Where sharing can and does work is for religious celebrations that involve multiple days (e.g. Chanukah, Passover, etc.) when it’s important to both parents to spend some time with the kids each year. That should be part of the discussion during mediation or collaborative divorce.
That is not to say holiday sharing cannot work at all (for some couples and families it does). Yet based solely on couples I’ve worked with, the ones who most often end up back in front of the judge to alter the holiday schedule are the ones who try to divide holidays.
What starts out with the best of intentions can end up with one parent feeling slighted if they perceive their time with the children to be shorter than or less valuable than the time allotted to their ex. In a worse case scenario, this can result in an annual dissatisfaction around the holiday that is invariably communicated to the children, ruining the holiday for them as well.
Perhaps worse than that is the shared schedule puts the children in bad situations. For example, they end up sitting at two Thanksgiving dinner tables and aren’t hungry for more food at the second dinner. Or, the entire day is spent opening presents. That can be overwhelming to younger children, particularly at the end of the day.
The best solution I’ve seen is for couples to create a schedule for holiday visitation that alternates from year to year. One year the kids are with Dad for Thanksgiving, the next year with Mom, and so forth and so on.
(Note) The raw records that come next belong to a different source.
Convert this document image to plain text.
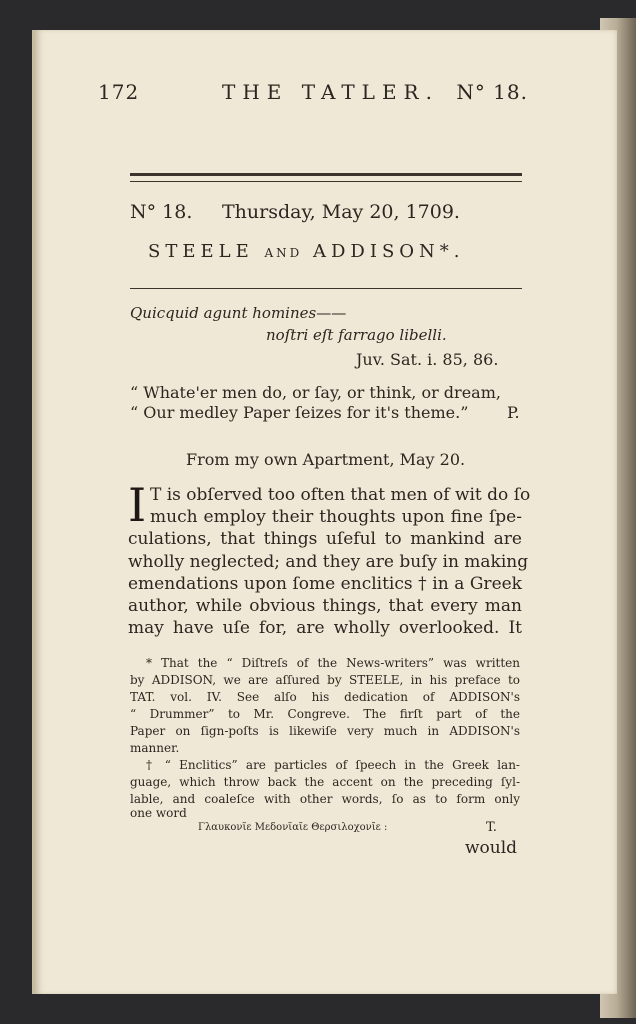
172	THE TATLER. N° 18.
N° 18. Thursday, May 20, 1709.
STEELE AND ADDISON*.
Quicquid agunt homines——
noſtri eſt farrago libelli.
Juv. Sat. i. 85, 86.
“ Whate'er men do, or ſay, or think, or dream,
“ Our medley Paper ſeizes for it's theme.” P.
From my own Apartment, May 20.
I T is obſerved too often that men of wit do ſo
much employ their thoughts upon fine ſpe-
culations, that things uſeful to mankind are
wholly neglected; and they are buſy in making
emendations upon ſome enclitics † in a Greek
author, while obvious things, that every man
may have uſe for, are wholly overlooked. It
* That the “ Diſtreſs of the News-writers” was written
by ADDISON, we are aſſured by STEELE, in his preface to
TAT. vol. IV. See alſo his dedication of ADDISON's
“ Drummer” to Mr. Congreve. The firſt part of the
Paper on ſign-poſts is likewiſe very much in ADDISON's
manner.
† “ Enclitics” are particles of ſpeech in the Greek lan-
guage, which throw back the accent on the preceding ſyl-
lable, and coaleſce with other words, ſo as to form only
one word
Γλαυκονῖε Μεδονῖαῖε Θερσιλοχονῖε :	T.
would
Same with Christmas or New Year’s. Since each parent has exactly the same schedule for the holiday on alternating years there is a lot less to argue about.
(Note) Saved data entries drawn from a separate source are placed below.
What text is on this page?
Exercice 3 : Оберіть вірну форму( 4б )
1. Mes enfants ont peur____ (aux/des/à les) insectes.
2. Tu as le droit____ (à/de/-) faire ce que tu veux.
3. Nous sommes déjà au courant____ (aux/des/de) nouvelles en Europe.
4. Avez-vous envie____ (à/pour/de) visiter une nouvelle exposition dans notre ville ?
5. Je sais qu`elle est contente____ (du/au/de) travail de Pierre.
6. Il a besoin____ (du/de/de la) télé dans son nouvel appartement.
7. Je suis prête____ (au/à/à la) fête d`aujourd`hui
In my opinion, alternating also works better than sharing holidays because it helps families to accept the reality that things are different now. That does not mean worse. Just different.
Accepting the new reality helps parents develop new holiday traditions that can be just as meaningful as the traditional ones (e.g. opening presents when they come to Dad’s house for New Year’s). It also forces parents to put their relationship with their children during the holidays first, before meeting extended family obligations.
One of the things I always tell clients is that a divorce agreement has to not only be one that works for your family now, but five-to-10 years from now. If the holidays are important to you, then it should not be a detail of the agreement to be glossed over. Many couples think they can work it out on their own. The divorced couples who can do that are few and far between.
Having a definitive holiday schedule reduces the likelihood of a return trip to court to alter the agreement and creates the foundation of the new holiday traditions that divorced parents and their children will figure out. That, in turn, will help families enjoy and get the most out of their holiday time together.